IBM is well-known for using dashboards. Is there a spirit of competition among your leaders in terms of how and when they’re accessing client feedback?:
CG: Yes, and that brings up an interesting point. Our commitment to client feedback is not just about a score. It’s about continuous improvement. So the conversations we’re having are not so much focused on where we are today, but where we are compared to where we were, how we’ve improved, and where we’ll be in a week or a month. It’s about looking at trends and improvements. Internal competition isn’t about a one-day, a one-month, or a one-quarter score—it’s about who’s improving most.
Can you offer an example of something you've learned from your clients that surprised you?:
CG: One of the areas we continuously focus on is how we bring innovation to our clients—one of our IBM values. We’re constantly reinventing ourselves and we are now a leader on cognitive solutions. Much of our client feedback tells us they want help innovating, transforming their business models, and leveraging cognitive. That feedback is not so much a surprise as it simply gives us energy to change. Change doesn’t come from only our internal strategy, but from what clients say they need from us.

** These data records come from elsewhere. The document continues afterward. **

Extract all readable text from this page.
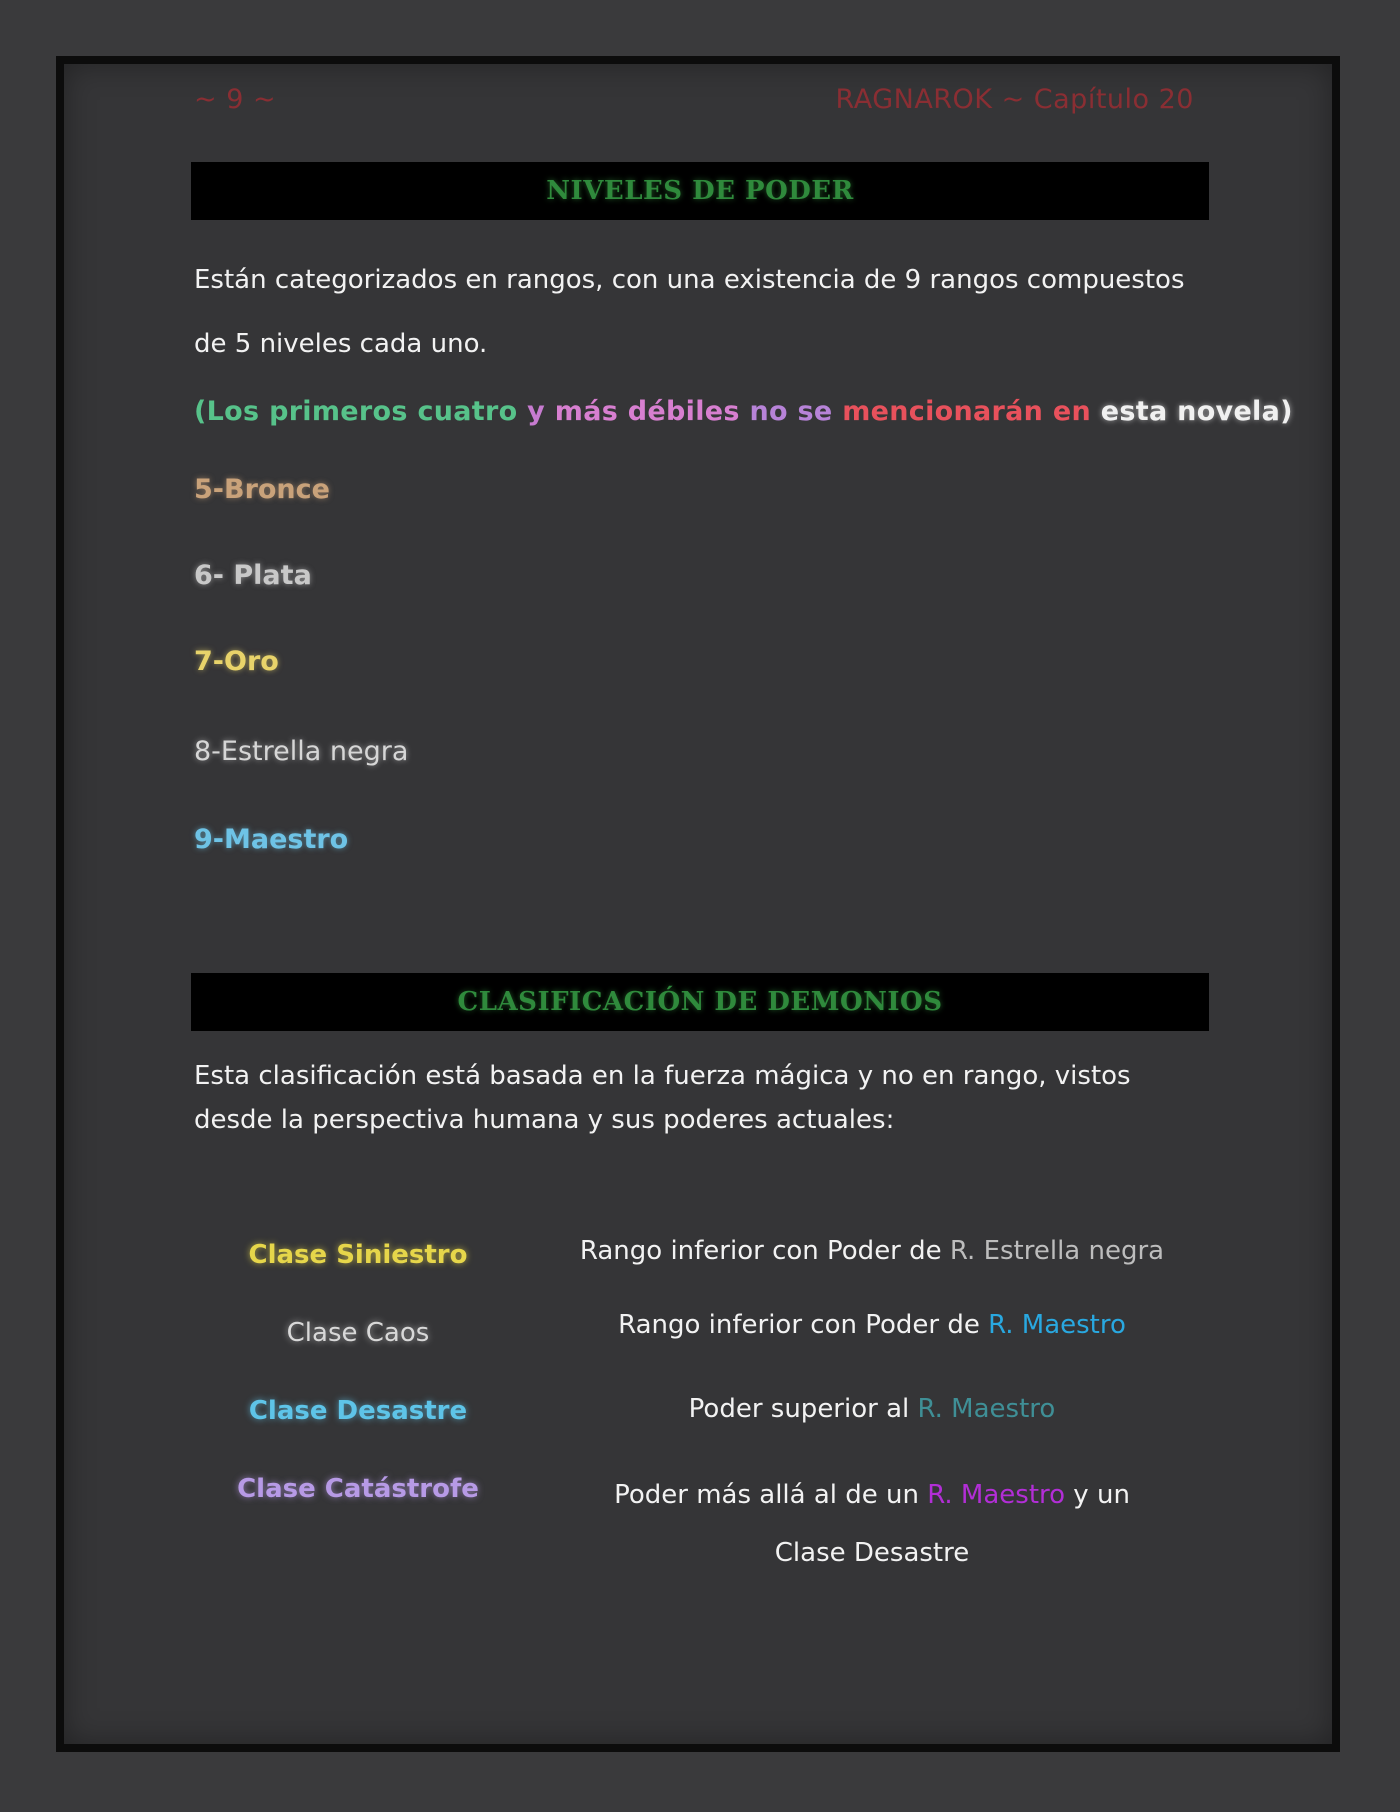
~ 9 ~	RAGNAROK ~ Capítulo 20
NIVELES DE PODER
Están categorizados en rangos, con una existencia de 9 rangos compuestos de 5 niveles cada uno.
(Los primeros cuatro y más débiles no se mencionarán en esta novela)
5-Bronce
6- Plata
7-Oro
8-Estrella negra
9-Maestro
CLASIFICACIÓN DE DEMONIOS
Esta clasificación está basada en la fuerza mágica y no en rango, vistos desde la perspectiva humana y sus poderes actuales:
Clase Siniestro	Rango inferior con Poder de R. Estrella negra
Clase Caos	Rango inferior con Poder de R. Maestro
Clase Desastre	Poder superior al R. Maestro
Clase Catástrofe	Poder más allá al de un R. Maestro y un Clase Desastre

Change fatigue is a much-discussed topic these days. Can you tell us how you bring energy to the projects you're leading?:
CG: We know that engaged employees drive the best client experiences. Engagement means many things. Something that resonates for many of us is the conversation around energy. Energy comes from focusing your actions, working together as a team, innovating together as a team, and co-creating. And it can become magical—a kind of explosion of energy—when a leader challenges a team with an outcome, asks the right questions, and lets the team create and innovate. To me, that brings the element of energy to a change project.
That's a great example in line with what we're exploring at Let Go & Lead: how leaders must let go to allow teams to create that energy. What would you say leaders most need to let go of?:
CG: Fear. Fear of not being perfect. Fear of people not getting it right. At least, that’s true for me, personally. As leaders, we want to get it right, and we often think we know how to get it right. But what’s more important is agility.

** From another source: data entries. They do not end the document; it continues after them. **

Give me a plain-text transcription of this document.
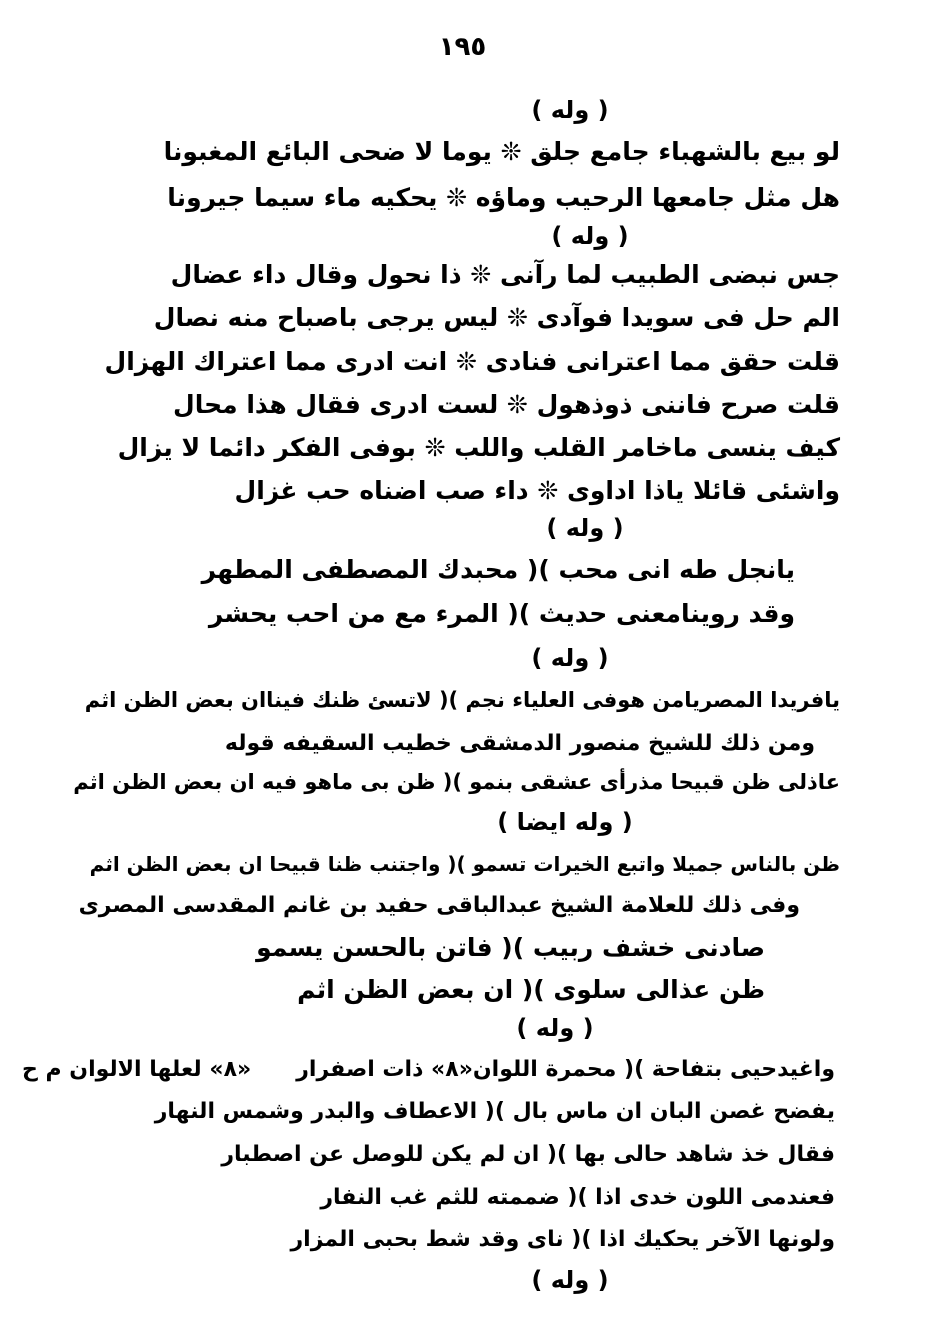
١٩٥
( وله )
لو بيع بالشهباء جامع جلق ❊ يوما لا ضحى البائع المغبونا
هل مثل جامعها الرحيب وماؤه ❊ يحكيه ماء سيما جيرونا
( وله )
جس نبضى الطبيب لما رآنى ❊ ذا نحول وقال داء عضال
الم حل فى سويدا فوآدى ❊ ليس يرجى باصباح منه نصال
قلت حقق مما اعترانى فنادى ❊ انت ادرى مما اعتراك الهزال
قلت صرح فاننى ذوذهول ❊ لست ادرى فقال هذا محال
كيف ينسى ماخامر القلب واللب ❊ بوفى الفكر دائما لا يزال
واشئى قائلا ياذا اداوى ❊ داء صب اضناه حب غزال
( وله )
يانجل طه انى محب )( محبدك المصطفى المطهر
وقد روينامعنى حديث )( المرء مع من احب يحشر
( وله )
يافريدا المصريامن هوفى العلياء نجم )( لاتسئ ظنك فيناان بعض الظن اثم
ومن ذلك للشيخ منصور الدمشقى خطيب السقيفه قوله
عاذلى ظن قبيحا مذرأى عشقى بنمو )( ظن بى ماهو فيه ان بعض الظن اثم
( وله ايضا )
ظن بالناس جميلا واتبع الخيرات تسمو )( واجتنب ظنا قبيحا ان بعض الظن اثم
وفى ذلك للعلامة الشيخ عبدالباقى حفيد بن غانم المقدسى المصرى
صادنى خشف ربيب )( فاتن بالحسن يسمو
ظن عذالى سلوى )( ان بعض الظن اثم
( وله )
واغيدحيى بتفاحة )( محمرة اللوان«٨» ذات اصفرار
يفضح غصن البان ان ماس بال )( الاعطاف والبدر وشمس النهار
فقال خذ شاهد حالى بها )( ان لم يكن للوصل عن اصطبار
فعندمى اللون خدى اذا )( ضممته للثم غب النفار
ولونها الآخر يحكيك اذا )( ناى وقد شط بحبى المزار
( وله )
«٨» لعلها الالوان م ح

We practice agile and design thinking at IBM. It’s at the core of how we’re transforming. To be agile leaders, we must start with the outcome. We must provide our teams with clarity on where they’re going, and stay realistic about where we are, too. Once we’ve shared that vision, we can let go and listen. That’s when we make way for a team’s creative energy—for magic to happen. And the solutions they find can be more amazing than any leader could ever dream up.